Speaking to the media last month, acting Zanu PF spokesperson Patrick Chinamasa said Mnangagwa needed to be given more time to fulfil the promises he made when he replaced Mugabe as Zimbabwe’s new leader in November 2017.
Chinamasa also said emphatically that Zanu PF wanted Mnangagwa to continue serving in office beyond his current term, which ends in 2023.
“We say this because we do not want politics where things are started and are not finished. You cannot start on a serious development path or project and expect it to be completed in one year or one term.
“We want the president to fulfil what he set out to do when he first won the elections in 2018. In Zanu PF, we are very clear at all levels of the party.

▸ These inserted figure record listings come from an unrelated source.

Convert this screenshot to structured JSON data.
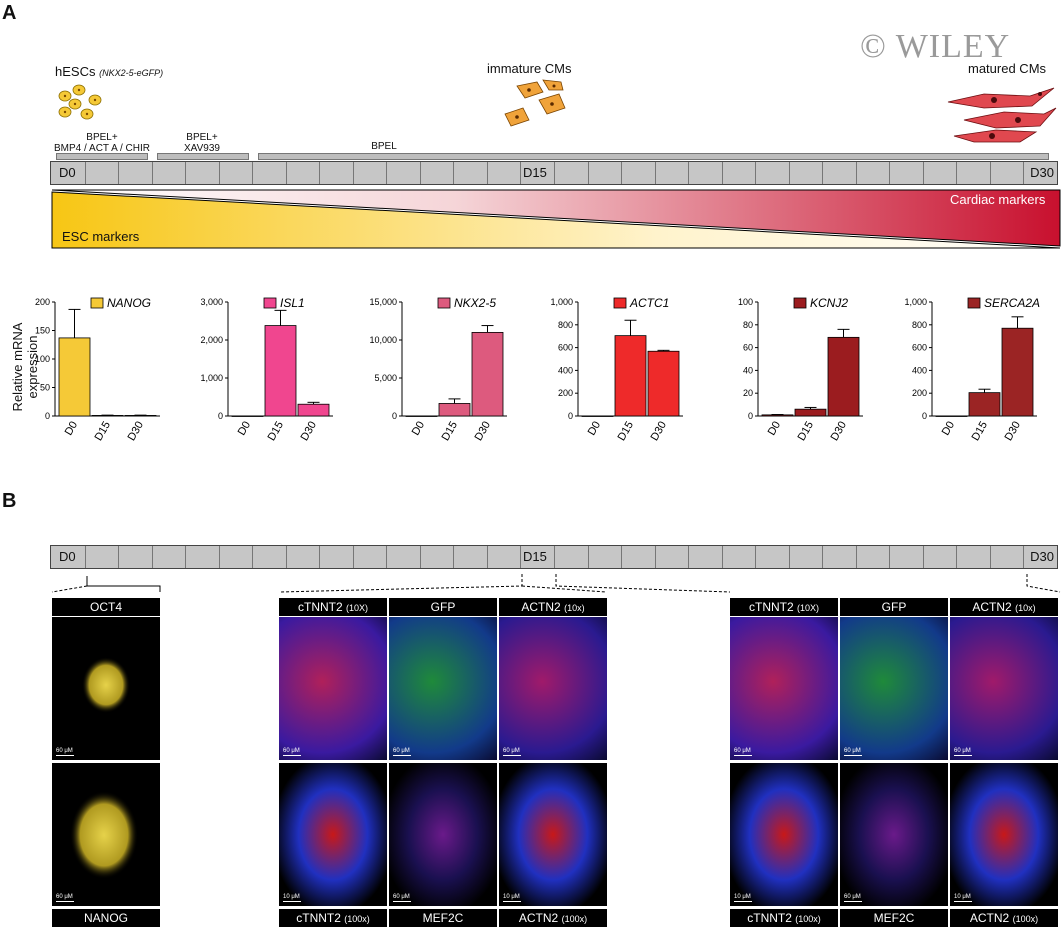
{
  "panel_a": {
    "letter": "A",
    "watermark": "© WILEY",
    "stages": {
      "start": {
        "label": "hESCs",
        "sub": "(NKX2-5-eGFP)"
      },
      "mid": {
        "label": "immature CMs"
      },
      "end": {
        "label": "matured CMs"
      }
    },
    "media": [
      {
        "line1": "BPEL+",
        "line2": "BMP4 / ACT A / CHIR"
      },
      {
        "line1": "BPEL+",
        "line2": "XAV939"
      },
      {
        "line1": "BPEL",
        "line2": ""
      }
    ],
    "timeline": {
      "d0": "D0",
      "d15": "D15",
      "d30": "D30",
      "segments": 30
    },
    "gradient": {
      "esc": "ESC markers",
      "cardiac": "Cardiac markers",
      "yellow": "#f7c614",
      "red": "#c8102e"
    },
    "ylabel": "Relative mRNA expression"
  },
  "chart_data": [
    {
      "type": "bar",
      "gene": "NANOG",
      "color": "#f5c937",
      "categories": [
        "D0",
        "D15",
        "D30"
      ],
      "values": [
        137,
        1,
        1
      ],
      "errors": [
        50,
        0.5,
        0.5
      ],
      "ylim": [
        0,
        200
      ],
      "yticks": [
        "0",
        "50",
        "100",
        "150",
        "200"
      ]
    },
    {
      "type": "bar",
      "gene": "ISL1",
      "color": "#f0468f",
      "categories": [
        "D0",
        "D15",
        "D30"
      ],
      "values": [
        0,
        2380,
        310
      ],
      "errors": [
        0,
        400,
        50
      ],
      "ylim": [
        0,
        3000
      ],
      "yticks": [
        "0",
        "1,000",
        "2,000",
        "3,000"
      ]
    },
    {
      "type": "bar",
      "gene": "NKX2-5",
      "color": "#dd5a7e",
      "categories": [
        "D0",
        "D15",
        "D30"
      ],
      "values": [
        0,
        1650,
        11000
      ],
      "errors": [
        0,
        600,
        900
      ],
      "ylim": [
        0,
        15000
      ],
      "yticks": [
        "0",
        "5,000",
        "10,000",
        "15,000"
      ]
    },
    {
      "type": "bar",
      "gene": "ACTC1",
      "color": "#ee2a2a",
      "categories": [
        "D0",
        "D15",
        "D30"
      ],
      "values": [
        0,
        705,
        568
      ],
      "errors": [
        0,
        135,
        8
      ],
      "ylim": [
        0,
        1000
      ],
      "yticks": [
        "0",
        "200",
        "400",
        "600",
        "800",
        "1,000"
      ]
    },
    {
      "type": "bar",
      "gene": "KCNJ2",
      "color": "#9b1c1f",
      "categories": [
        "D0",
        "D15",
        "D30"
      ],
      "values": [
        1,
        6,
        69
      ],
      "errors": [
        0.3,
        1.5,
        7
      ],
      "ylim": [
        0,
        100
      ],
      "yticks": [
        "0",
        "20",
        "40",
        "60",
        "80",
        "100"
      ]
    },
    {
      "type": "bar",
      "gene": "SERCA2A",
      "color": "#9b2424",
      "categories": [
        "D0",
        "D15",
        "D30"
      ],
      "values": [
        0,
        205,
        770
      ],
      "errors": [
        0,
        30,
        100
      ],
      "ylim": [
        0,
        1000
      ],
      "yticks": [
        "0",
        "200",
        "400",
        "600",
        "800",
        "1,000"
      ]
    }
  ],
  "panel_b": {
    "letter": "B",
    "timeline": {
      "d0": "D0",
      "d15": "D15",
      "d30": "D30"
    },
    "d0_labels": {
      "top": "OCT4",
      "bottom": "NANOG"
    },
    "d15_top": [
      {
        "main": "cTNNT2",
        "sub": "(10X)"
      },
      {
        "main": "GFP",
        "sub": ""
      },
      {
        "main": "ACTN2",
        "sub": "(10x)"
      }
    ],
    "d15_bottom": [
      {
        "main": "cTNNT2",
        "sub": "(100x)"
      },
      {
        "main": "MEF2C",
        "sub": ""
      },
      {
        "main": "ACTN2",
        "sub": "(100x)"
      }
    ],
    "d30_top": [
      {
        "main": "cTNNT2",
        "sub": "(10X)"
      },
      {
        "main": "GFP",
        "sub": ""
      },
      {
        "main": "ACTN2",
        "sub": "(10x)"
      }
    ],
    "d30_bottom": [
      {
        "main": "cTNNT2",
        "sub": "(100x)"
      },
      {
        "main": "MEF2C",
        "sub": ""
      },
      {
        "main": "ACTN2",
        "sub": "(100x)"
      }
    ],
    "scale_labels": {
      "s60": "60 μM",
      "s10": "10 μM"
    }
  }
}
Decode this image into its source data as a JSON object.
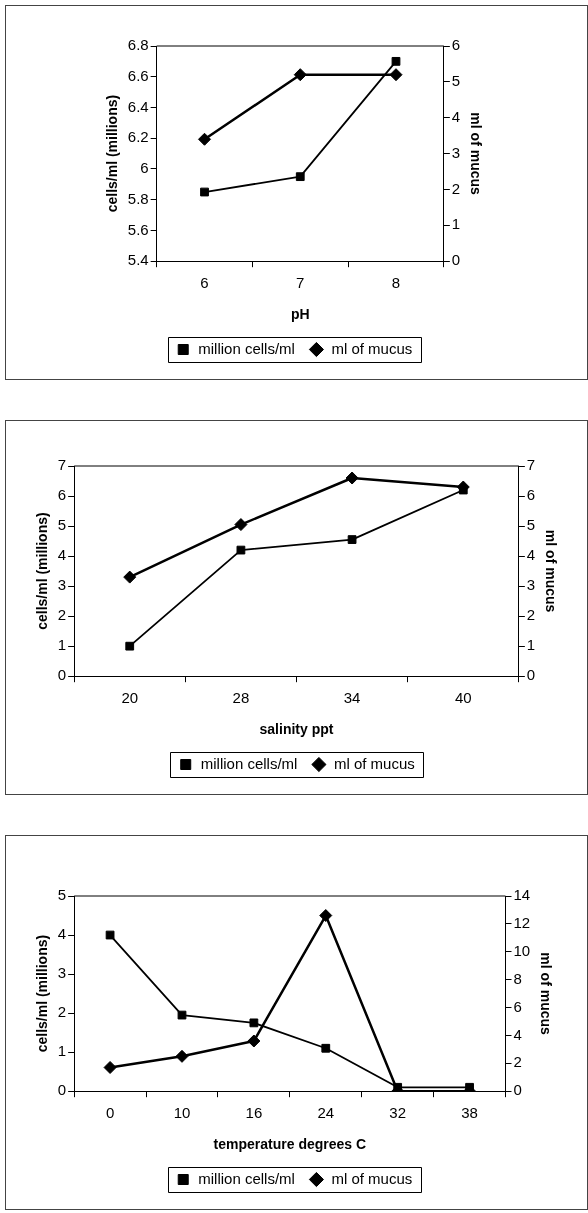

We need uninterrupted development in Zimbabwe.
“We need peace and tranquillity so that we can have political stability and chart our own development path,” Chinamasa said then.
Meanwhile, a power struggle that has been simmering for months between President Emmerson Mnangagwa and his ambitious deputy, retired General Constantino Chiwenga, has intensified over the past two weeks, with factions said to belong to them fighting bitterly over control of re-introduced District Coordinating Committees (DCCs).
Mnangagwa and the former Zimbabwe Defence Forces commander are fighting for the heart and soul of Zanu PF and control of the levers of state power.
The differences between the two emerged after the November 2017 coup over several issues, such as type of transitional arrangement, key appointments, including cabinet posts and Mnangagwa’s tenure.
Insiders say initially the coup deal was that Mnangagwa would come in as a civilian face and serve one term and go, leaving power to Chiwenga.
However, Mnangagwa’s repeated talk of two terms is said to have widened the rift between the two. There have also been differences on critical appointments, dismissals, especially in the security sector, business deals and the direction of the administration, sources say.
Mnangagwa was recently endorsed by party provinces and organs as Zanu PF’s sole 2023 presidential candidate. However, insiders say Chiwenga is not prepared to wait for ten years of Mnangagwa’s rule to come in, setting the stage for a bruising power struggle ahead.
The party resolved to re-introduce the DCCs in its structures last year, claiming they were the missing link in the coordination of its programmes.
DCCs were disbanded in 2012 after they became the centre of terminal factional fights among bigwigs. The party felt DCCs were, during that time, being used to foment divisions and fan factionalism between camps led by Mnangagwa and then vice-president Joice Mujuru. Mujuru and Mnangagwa were angling to succeed the late former president Mugabe. According to the Zanu PF constitution, there are 60 rural DCCs and 29 in urban areas that must be constituted.
When fully constituted, the DCCs form part of Zanu PF’s congress — the supreme decision-making body mandated to elect the party president. Accordingly, whoever controls DCCs has greater potential of sustaining power in Zanu PF.